Clustered regularly interspaced short palindromic repeats (CRISPR)/Cas (CRISPR associated) system has been applied in many aspects to understand the molecular mechanisms of a gene, signal pathway, and regulatory function, as “the solution for gene editing’s Gordian knot” [25]. For example, CRISPR was proposed to play the important role in the understanding of drug genotoxicity and resistance, during which how gene changes, mutations, and heterogeneity may control and dominate the cell signaling, regulation, and sensitivity to drugs [26]. During the interaction between cells and drugs, the perturbation and phenotype of a cell can be changed and monitored using the single-cell CRISPR screening. In addition, CRISPR can be one of the most important genome editing-assisted gene knock-in technologies, to repair genetic changes and cure inherit diseases [27]. In the current volume, Qian and Wang demonstrated that the RNA editing as a RNA structure research tool also plays important role in cancer research, especially in the understanding of biological function of RNA species, structures, and expression [28].

Nowadays, transcriptomics studies mainly focus on three aspects, the RNA species (mRNA and non-coding RNA), the RNA structure (start sites, splicing patterns and post-transcriptional process) and the expression levels of RNA. Among them, the RNA structure research tool, RNA editing, remains the least popular one which we still have more to explore on the role of it in cancer research [28]. RNA editing enzymes such as ADARs and APOBECs are all promising targets in cancer therapeutic strategy. Here we listed several examples of RNA editing studies in some cancers. However, their pathways are differentially regulated in cancers which should be further clearly studied. The best tool to study RNA editing is NGS. Here, we also discussed the challenges and the possible ways to overcome them. We are sure to believe that RNA editing performed by NGS has the ability in studying transcriptomes, even at single cell level. It will be sure to help a lot in cancer diagnosis and treatment in the near future.

1.6 Other Biological Significance

Single-cell-based biotechnologies can be also used in multiple aspects. Voigt A et al. initially proposed to develop protein-based therapies, e.g. antigen-specific monoantibody, through single cell system [29]. The specificity of protein-based therapy can be screened and validated in the single cell system. Single cell analysis can define the heterogeneity-associated efficacy among cells.
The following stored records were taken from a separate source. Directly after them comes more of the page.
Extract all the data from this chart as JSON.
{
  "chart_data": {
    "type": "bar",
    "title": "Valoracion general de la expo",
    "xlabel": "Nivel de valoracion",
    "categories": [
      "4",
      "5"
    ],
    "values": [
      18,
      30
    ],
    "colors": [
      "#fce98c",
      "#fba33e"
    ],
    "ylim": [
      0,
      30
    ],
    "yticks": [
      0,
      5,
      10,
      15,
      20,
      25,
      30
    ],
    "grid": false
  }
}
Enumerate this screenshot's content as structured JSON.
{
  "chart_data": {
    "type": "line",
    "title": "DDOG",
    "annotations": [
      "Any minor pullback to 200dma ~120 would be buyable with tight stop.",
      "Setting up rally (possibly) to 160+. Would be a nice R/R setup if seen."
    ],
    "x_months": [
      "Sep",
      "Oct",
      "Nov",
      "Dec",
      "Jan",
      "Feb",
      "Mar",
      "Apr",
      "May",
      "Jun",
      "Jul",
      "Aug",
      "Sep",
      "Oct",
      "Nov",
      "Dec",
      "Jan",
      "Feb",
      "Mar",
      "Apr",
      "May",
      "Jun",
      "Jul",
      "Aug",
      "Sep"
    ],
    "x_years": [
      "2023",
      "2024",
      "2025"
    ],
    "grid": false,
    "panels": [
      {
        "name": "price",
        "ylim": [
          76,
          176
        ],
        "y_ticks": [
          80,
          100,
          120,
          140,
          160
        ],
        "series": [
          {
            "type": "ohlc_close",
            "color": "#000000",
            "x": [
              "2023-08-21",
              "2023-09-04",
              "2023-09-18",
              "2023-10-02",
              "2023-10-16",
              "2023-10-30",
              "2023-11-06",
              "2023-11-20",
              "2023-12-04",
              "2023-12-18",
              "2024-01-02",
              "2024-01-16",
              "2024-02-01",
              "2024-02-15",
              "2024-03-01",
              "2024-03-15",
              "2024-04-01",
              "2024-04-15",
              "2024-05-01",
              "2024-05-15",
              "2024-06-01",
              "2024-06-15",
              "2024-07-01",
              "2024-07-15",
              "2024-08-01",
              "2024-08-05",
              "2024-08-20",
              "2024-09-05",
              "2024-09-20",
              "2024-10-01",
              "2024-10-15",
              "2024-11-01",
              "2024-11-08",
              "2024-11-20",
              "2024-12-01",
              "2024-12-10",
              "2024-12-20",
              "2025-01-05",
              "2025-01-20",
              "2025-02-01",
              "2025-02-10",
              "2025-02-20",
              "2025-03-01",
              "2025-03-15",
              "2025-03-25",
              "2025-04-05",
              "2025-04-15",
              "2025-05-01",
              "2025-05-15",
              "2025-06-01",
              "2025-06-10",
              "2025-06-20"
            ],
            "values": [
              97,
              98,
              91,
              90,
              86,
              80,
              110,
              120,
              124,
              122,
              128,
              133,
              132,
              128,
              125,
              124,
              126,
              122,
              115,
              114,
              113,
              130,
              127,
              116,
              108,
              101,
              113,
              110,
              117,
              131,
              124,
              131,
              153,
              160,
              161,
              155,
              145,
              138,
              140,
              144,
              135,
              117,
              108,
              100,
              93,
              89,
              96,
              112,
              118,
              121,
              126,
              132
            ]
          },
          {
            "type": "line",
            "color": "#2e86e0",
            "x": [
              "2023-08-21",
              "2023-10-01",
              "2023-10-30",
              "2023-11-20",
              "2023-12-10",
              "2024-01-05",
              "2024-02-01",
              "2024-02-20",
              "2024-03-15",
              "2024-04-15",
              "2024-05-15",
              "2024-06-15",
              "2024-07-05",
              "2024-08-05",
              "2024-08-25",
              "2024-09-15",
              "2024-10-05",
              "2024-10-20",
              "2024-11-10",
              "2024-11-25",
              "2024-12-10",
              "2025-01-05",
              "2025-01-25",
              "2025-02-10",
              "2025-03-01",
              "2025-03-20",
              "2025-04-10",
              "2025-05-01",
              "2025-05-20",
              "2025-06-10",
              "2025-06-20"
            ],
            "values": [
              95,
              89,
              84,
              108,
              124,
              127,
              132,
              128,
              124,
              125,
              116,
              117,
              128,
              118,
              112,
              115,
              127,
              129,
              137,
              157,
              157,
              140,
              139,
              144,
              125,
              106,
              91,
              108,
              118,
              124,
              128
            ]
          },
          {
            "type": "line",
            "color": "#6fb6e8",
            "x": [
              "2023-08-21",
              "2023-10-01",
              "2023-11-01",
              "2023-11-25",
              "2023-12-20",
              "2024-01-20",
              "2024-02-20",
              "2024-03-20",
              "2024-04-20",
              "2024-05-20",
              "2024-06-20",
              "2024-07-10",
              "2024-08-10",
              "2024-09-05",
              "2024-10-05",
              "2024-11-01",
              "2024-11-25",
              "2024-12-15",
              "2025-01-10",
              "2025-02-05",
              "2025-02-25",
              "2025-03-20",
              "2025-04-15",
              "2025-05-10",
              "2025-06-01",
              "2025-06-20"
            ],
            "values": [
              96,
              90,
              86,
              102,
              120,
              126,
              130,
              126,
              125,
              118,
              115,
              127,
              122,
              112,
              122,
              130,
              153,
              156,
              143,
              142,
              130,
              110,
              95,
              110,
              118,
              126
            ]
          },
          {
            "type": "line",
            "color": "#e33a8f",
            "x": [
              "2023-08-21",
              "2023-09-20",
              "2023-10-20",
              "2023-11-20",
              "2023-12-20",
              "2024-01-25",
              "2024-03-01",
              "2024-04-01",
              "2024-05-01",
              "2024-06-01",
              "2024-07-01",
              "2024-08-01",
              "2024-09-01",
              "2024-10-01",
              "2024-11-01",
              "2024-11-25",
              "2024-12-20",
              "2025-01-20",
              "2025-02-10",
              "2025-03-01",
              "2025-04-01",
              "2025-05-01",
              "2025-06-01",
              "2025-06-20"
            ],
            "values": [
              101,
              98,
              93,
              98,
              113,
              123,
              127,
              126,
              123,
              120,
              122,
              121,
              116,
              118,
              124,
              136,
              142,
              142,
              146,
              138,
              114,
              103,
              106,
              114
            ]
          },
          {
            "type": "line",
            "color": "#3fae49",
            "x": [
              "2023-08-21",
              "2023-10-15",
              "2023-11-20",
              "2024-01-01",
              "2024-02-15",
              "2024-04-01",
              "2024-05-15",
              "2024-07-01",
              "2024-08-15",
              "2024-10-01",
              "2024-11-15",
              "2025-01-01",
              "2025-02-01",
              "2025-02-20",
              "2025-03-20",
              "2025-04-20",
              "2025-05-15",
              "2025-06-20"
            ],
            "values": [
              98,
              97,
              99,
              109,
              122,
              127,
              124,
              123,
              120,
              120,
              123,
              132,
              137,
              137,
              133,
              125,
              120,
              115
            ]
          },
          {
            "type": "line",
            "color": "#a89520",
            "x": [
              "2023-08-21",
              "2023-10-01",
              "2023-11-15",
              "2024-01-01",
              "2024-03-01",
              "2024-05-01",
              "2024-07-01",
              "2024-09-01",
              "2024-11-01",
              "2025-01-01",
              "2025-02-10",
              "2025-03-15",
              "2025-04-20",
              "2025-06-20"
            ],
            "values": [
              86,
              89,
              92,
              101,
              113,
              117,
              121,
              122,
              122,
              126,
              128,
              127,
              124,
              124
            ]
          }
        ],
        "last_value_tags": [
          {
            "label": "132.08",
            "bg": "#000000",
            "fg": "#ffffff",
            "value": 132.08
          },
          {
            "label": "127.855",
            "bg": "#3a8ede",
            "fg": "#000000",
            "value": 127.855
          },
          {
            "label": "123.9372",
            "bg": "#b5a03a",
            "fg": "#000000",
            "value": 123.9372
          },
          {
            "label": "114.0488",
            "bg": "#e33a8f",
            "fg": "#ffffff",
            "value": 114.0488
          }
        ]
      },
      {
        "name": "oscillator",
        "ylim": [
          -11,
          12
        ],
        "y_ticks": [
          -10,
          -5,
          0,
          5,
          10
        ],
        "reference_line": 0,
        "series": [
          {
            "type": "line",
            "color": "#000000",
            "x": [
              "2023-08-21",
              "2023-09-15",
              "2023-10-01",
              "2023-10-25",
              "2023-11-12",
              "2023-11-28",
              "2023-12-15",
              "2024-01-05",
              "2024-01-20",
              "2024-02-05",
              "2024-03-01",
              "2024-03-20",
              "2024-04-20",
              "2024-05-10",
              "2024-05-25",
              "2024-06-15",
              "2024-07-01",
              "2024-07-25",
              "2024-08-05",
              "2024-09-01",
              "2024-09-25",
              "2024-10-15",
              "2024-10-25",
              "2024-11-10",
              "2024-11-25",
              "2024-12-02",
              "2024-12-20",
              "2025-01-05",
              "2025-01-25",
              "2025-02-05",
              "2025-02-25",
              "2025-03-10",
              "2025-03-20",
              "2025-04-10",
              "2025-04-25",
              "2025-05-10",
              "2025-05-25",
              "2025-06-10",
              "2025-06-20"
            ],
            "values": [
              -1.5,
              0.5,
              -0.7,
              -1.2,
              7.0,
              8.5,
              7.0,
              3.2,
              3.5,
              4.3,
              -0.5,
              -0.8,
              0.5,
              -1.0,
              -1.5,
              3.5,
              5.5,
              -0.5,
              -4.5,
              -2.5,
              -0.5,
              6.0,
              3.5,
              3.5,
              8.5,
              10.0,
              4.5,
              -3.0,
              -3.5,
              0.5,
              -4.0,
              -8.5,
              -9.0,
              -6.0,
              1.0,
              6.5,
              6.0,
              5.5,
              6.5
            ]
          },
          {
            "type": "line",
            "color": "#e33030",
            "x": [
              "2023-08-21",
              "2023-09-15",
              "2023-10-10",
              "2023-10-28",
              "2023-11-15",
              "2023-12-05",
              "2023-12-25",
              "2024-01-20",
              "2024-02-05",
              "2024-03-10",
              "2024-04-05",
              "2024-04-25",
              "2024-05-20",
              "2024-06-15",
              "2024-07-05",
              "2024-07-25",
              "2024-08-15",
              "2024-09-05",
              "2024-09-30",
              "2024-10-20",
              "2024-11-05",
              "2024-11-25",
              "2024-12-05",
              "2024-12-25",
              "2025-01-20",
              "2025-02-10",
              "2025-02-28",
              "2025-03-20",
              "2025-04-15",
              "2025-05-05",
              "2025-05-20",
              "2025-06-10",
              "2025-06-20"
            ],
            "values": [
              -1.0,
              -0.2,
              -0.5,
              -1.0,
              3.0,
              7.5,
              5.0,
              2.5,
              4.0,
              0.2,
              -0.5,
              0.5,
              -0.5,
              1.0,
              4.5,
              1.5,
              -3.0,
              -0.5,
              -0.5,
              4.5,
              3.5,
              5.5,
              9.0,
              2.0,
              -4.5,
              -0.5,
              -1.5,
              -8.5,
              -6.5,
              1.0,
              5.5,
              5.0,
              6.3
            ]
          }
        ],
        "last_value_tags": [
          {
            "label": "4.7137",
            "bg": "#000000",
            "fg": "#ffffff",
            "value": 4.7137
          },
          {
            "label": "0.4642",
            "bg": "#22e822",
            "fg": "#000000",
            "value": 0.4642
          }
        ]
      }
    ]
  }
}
The measurement of such heterogeneity is fully dependent upon the quantitative accuracy of scRNA-seq, including the protocol, RNA reverse transcription, or cDNA pre-amplification [30]. In addition, scRNA-seq is suggested as a powerful tool to measure the heterogeneity and germline of stem cells [31]. Furthermore, scRNA-seq was applied in pulmonary epithelial cells isolated and harvested from the lung of animals or patients suffered from diseases [32].

In conclusion, the current issue with a special focus on single cell biomedicine is the first effort to collect the evidence of disease-associated single cell research, define the significance of single cell biomedicine in the pathogenesis of diseases, value the correlation of single cell gene sequencing with disease-specific biomarkers, and monitor the dynamics of RNA processes and responses to microenvironmental changes and drug resistances.